Como en tantos casos, los pocos que habían podido hablar en su momento, no fueron bien escuchados ni siquiera por el colegio, que resolvió la situación apartando en silencio de sus funciones al hermano Fretes para trasladarlo a otra institución educativa de la Compañía de Jesús, en Mendoza, en donde se supone que no tuvo contacto con otros menores. No hubo un comunicado a las familias ni se discutió el tema con los alumnos en su momento. Nadie buscó saber si había otras víctimas ni prevenir con la verdad futuros abusos.
Ahora que pasaron veinte años y Fretes está muerto, las autoridades pidieron disculpas públicas. Dos alumnos tuvieron que demandar al colegio y exponerse en los medios para que eso ocurriera. El comunicado que firman el rector, Jorge Black, y el delegado para la prevención de abusos, Alvaro Pacheco, dice que en los años que siguieron al traslado del religioso, que jamás fue condenado, pusieron en marcha protocolos y mecanismos para evitar que se repitieran los casos. Tal vez desconocen que la mejor herramienta para prevenir abusos –y también para sanarlos– es poderlos nombrar en voz alta. Hasta eso les negaron a las víctimas. No sólo el hermano Fretes, sino toda una comunidad educativa que silenció lo que ocurría.
Ahora que el caso se hizo público, son más de una veintena los ex alumnos que entienden que también fueron víctimas. Muchos no se atreven a mencionarlo fuera de su círculo íntimo. No quieren cargar con el estigma que a menudo persigue a los que sobreviven a la violencia sexual. De nuevo opera el machismo latente en la sociedad: a los varones se los señala a veces todavía más.
Hablé con egresados de otras camadas del Salvador que estas semanas vivieron un proceso difícil como grupo. Son adultos en alerta por sus hijos, hombres grandes que repasan su infancia y recuerdan situaciones que estaban naturalizadas: que los curas los tocaran con cualquier excusa, que hicieran chistes con eso, que opinaran de su sexualidad y de sus cuerpos. La mayoría siente gratitud por los exalumnos que hablaron; si no fuera por su valentía, dicen, tal vez nunca se lo hubieran planteado entre ellos.

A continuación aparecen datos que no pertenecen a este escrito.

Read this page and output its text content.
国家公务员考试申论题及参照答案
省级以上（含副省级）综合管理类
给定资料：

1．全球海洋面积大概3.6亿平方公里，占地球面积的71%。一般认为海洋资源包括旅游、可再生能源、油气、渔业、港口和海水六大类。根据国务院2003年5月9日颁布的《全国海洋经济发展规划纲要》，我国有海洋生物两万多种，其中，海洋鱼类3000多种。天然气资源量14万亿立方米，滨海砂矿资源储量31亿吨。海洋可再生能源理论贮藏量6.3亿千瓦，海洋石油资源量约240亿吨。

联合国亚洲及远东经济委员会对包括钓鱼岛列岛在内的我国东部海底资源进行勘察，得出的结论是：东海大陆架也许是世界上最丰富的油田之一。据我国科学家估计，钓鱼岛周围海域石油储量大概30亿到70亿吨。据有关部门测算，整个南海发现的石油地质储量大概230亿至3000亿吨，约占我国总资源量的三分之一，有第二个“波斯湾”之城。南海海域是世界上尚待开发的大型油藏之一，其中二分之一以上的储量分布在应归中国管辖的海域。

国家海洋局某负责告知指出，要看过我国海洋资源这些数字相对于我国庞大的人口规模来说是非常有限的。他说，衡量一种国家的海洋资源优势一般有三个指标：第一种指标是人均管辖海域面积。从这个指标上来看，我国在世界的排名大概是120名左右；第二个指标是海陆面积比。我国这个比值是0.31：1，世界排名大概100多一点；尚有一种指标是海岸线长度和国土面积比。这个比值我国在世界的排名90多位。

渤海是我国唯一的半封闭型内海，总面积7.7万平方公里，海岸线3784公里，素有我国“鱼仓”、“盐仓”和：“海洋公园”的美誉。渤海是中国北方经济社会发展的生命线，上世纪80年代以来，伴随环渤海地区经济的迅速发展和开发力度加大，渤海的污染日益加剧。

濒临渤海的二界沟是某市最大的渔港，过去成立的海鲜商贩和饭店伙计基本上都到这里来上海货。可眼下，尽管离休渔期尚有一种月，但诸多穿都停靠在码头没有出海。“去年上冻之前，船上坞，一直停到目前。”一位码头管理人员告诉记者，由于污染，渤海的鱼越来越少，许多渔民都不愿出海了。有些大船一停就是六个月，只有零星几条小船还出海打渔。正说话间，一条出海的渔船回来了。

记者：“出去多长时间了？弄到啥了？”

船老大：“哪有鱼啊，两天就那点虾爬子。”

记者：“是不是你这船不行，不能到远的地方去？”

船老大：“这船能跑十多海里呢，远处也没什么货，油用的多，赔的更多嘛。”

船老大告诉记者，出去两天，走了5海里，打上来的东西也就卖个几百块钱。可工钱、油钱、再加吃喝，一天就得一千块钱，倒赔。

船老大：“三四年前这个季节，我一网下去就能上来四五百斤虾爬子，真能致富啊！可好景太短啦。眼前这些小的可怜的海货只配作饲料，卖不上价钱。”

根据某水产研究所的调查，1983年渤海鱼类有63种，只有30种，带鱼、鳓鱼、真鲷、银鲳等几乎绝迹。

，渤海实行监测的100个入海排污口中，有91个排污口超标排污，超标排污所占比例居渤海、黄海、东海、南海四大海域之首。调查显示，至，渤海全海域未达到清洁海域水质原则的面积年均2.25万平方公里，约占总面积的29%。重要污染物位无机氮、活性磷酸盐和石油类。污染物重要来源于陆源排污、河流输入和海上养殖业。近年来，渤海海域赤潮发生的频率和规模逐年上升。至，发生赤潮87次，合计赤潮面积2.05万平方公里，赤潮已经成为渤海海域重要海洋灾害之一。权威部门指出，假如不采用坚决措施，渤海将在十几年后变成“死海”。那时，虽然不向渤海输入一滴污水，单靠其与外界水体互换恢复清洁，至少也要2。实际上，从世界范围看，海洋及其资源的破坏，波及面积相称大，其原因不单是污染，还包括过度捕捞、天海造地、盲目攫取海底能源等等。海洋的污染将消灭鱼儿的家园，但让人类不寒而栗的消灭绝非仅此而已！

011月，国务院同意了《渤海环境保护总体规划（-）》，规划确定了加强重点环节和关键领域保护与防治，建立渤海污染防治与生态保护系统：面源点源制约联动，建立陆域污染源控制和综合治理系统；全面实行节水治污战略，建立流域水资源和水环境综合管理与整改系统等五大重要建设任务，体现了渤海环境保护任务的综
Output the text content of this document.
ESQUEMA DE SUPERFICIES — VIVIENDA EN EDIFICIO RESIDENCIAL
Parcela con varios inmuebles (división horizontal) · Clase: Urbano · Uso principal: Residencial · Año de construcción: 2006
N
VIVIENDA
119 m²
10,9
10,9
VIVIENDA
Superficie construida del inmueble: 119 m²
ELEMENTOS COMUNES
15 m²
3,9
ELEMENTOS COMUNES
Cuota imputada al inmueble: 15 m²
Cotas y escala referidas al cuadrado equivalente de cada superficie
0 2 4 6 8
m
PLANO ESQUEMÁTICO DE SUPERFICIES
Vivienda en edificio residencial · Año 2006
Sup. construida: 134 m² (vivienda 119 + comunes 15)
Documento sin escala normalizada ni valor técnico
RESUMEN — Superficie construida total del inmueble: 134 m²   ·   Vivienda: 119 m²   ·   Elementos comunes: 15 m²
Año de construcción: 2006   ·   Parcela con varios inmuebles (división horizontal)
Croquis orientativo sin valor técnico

La Iglesia –y en particular la Iglesia argentina, que hoy tiene línea directa con Roma–, lleva siglos encubriendo lo que sucede en sus claustros. En 2019, el padre Eduardo Lorenzo, que había abusado de chicos vulnerables en todos los sentidos posibles durante los catorce años en que coordinó grupos de scouts en parroquias de Gonnet, Berisso y Olmos, se suicidó en la sede de Cáritas de La Plata. Una jueza había pedido su detención por abusos sexuales reiterados a cinco menores.
Era otra historia de una violencia que las víctimas sólo pudieron poner en palabras en su adultez. Ellos también fueron revictimizados con la impunidad de la muerte. Lorenzo había sido denunciado por primera vez en 2009 y el entonces arzobispo platense Héctor Aguer inició en ese momento un expediente canónico para investigar los hechos. Pero en los diez años que siguieron, el cura fue varias veces ascendido y continuó en contacto con menores. Incluso, como capellán del Servicio Penitenciario Bonaerense, fue confesor de Julio César Grassi, el sacerdote que –también en 2009– fue condenado a quince años de prisión por violar a un menor en la Fundación Felices los Niños.
El arzobispo de La Plata, Víctor Manuel Fernández, sin embargo, despidió al cura que se suicidó como a un santo: “Ante la muerte de nuestro hermano Eduardo Lorenzo, que se quitó la vida después de largos meses de enorme tensión y sufrimientos, solamente nos cabe unirnos en oración por él para que el Dios de la vida lo reciba en el amor infinito”. Además llamó a la oración a través de un comunicado en el que sostuvo que “el Señor nos enseñará aún a través de este dolor”.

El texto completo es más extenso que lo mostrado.